O desaforamento -medida processual prevista para se transferir o julgamento para outro local, quando as condições do lugar do crime criam dúvidas sobre a parcialidade dos jurados- seria inútil. A raiz desse sentimento não está na cidade do Rio de Janeiro. O clima de condenação seria idêntico em qualquer canto do país, e, certamente, mais acirrado ainda numa comunidade provinciana.
Se no Brasil até senadores de esquerda se deixam embalar pela comoção das novelas da TV Globo, o que esperar do tribunal popular, formado por pessoas comuns e que muito provavelmente também se comoveram com o fim trágico da atriz?
Os ingredientes quase ficcionais do crime, as estranhas tatuagens dos réus, a simpatia da vítima, o sofrimento profundo de sua mãe, o ruído das ONGs e dos artistas, o prejulgamento da mídia, o desmoronamento estúpido de um mundo que parecia mágico e feliz, tudo isso faz com que a sensação de cartas marcadas ultrapasse limites meramente territoriais, fixados pelo local do crime.
A Justiça não considera o noticiário dos meios de comunicação, favorável ou desfavorável a alguém, como um indício de parcialidade dos jurados.
Mas a opinião pública influi, sim, no resultado dos julgamentos. E seria impossível contê-la. Só com o obscurantismo da censura se formaria um corpo de jurados absolutamente livre de pressões psicológicas. A mesma censura, aliás, que proibiu a circulação do livro de Guilherme de Pádua, sob o argumento de que ofendia a reputação da vítima.
O fato é que a versão que se consolidou sobre o assassinato de Daniella Perez é a versão da acusação: a de que os réus mataram a atriz premeditadamente, por motivo torpe e de forma a impossibilitar sua defesa. O que não coincide com isso é recebido como pura mentira. Os réus não merecem compaixão, mas a mais severa das punições: não por matar alguém, mas por matar aquela menina que brilhava nas telas da TV.

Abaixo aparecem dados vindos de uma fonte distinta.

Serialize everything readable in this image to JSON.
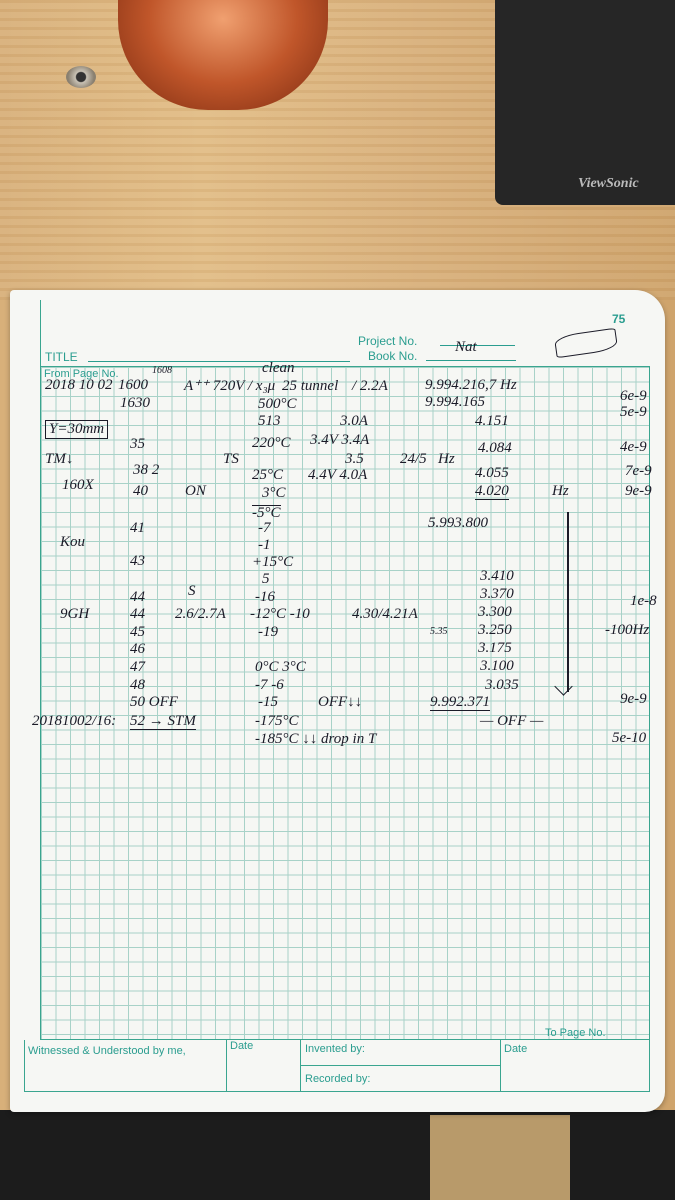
{
  "background": {
    "monitor_brand": "ViewSonic"
  },
  "notebook": {
    "page_number": "75",
    "project_label": "Project No.",
    "book_label": "Book No.",
    "title_label": "TITLE",
    "from_page_label": "From Page No.",
    "to_page_label": "To Page No.",
    "witnessed_label": "Witnessed & Understood by me,",
    "date_label_1": "Date",
    "invented_label": "Invented by:",
    "recorded_label": "Recorded by:",
    "date_label_2": "Date",
    "accent_color": "#2a9d8f"
  },
  "notes": [
    "2018 10 02",
    "1600",
    "1608",
    "A⁺⁺ 720V / x₃μ",
    "clean",
    "25 tunnel",
    "/ 2.2A",
    "9.994.216,7 Hz",
    "1630",
    "500°C",
    "9.994.165",
    "6e-9",
    "5e-9",
    "513",
    "3.0A",
    "4.151",
    "Y=30mm",
    "35",
    "220°C",
    "3.4V 3.4A",
    "3.5",
    "24/5",
    "Hz",
    "4.084",
    "4e-9",
    "TM↓",
    "TS",
    "160X",
    "38 2",
    "25°C",
    "4.4V 4.0A",
    "4.055",
    "7e-9",
    "40",
    "ON",
    "3°C",
    "4.020",
    "Hz",
    "9e-9",
    "-5°C",
    "41",
    "-7",
    "5.993.800",
    "Kou",
    "-1",
    "43",
    "+15°C",
    "5",
    "3.410",
    "44",
    "S",
    "-16",
    "3.370",
    "1e-8",
    "9GH",
    "44",
    "2.6/2.7A",
    "-12°C -10",
    "4.30/4.21A",
    "3.300",
    "45",
    "-19",
    "5.35",
    "3.250",
    "-100Hz",
    "46",
    "3.175",
    "47",
    "0°C   3°C",
    "3.100",
    "48",
    "-7  -6",
    "3.035",
    "50 OFF",
    "-15",
    "OFF↓↓",
    "9.992.371",
    "9e-9",
    "20181002/16:",
    "52 → STM",
    "-175°C",
    "— OFF —",
    "-185°C ↓↓ drop in T",
    "5e-10",
    "Nat"
  ]
}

O julgamento de um crime passional é o desenrolar de uma terrível tragédia, a ser observada como tragédia real, não como espetáculo. Uma tragédia com duas mãos de direção: talvez nada se aproxime mais da dor de perder alguém assassinado nessas condições do que a dor de ser o próprio assassino.
Nos tribunais, deveria prevalecer a verdade. Mas nem sempre é assim. Esta é a grande incógnita do julgamento que hoje começa: estarão os sete jurados predispostos à imparcialidade ou já trazem no inconsciente a decisão de rejeitar qualquer circunstância capaz de alterar a sorte anunciada de Guilherme de Pádua ou de Paula Thomaz?
Apesar de tudo, o tribunal do júri, costumam dizer, é uma caixinha de surpresas. É que, diante dos jurados, a liberdade de expressão é absoluta: para acusar e para defender.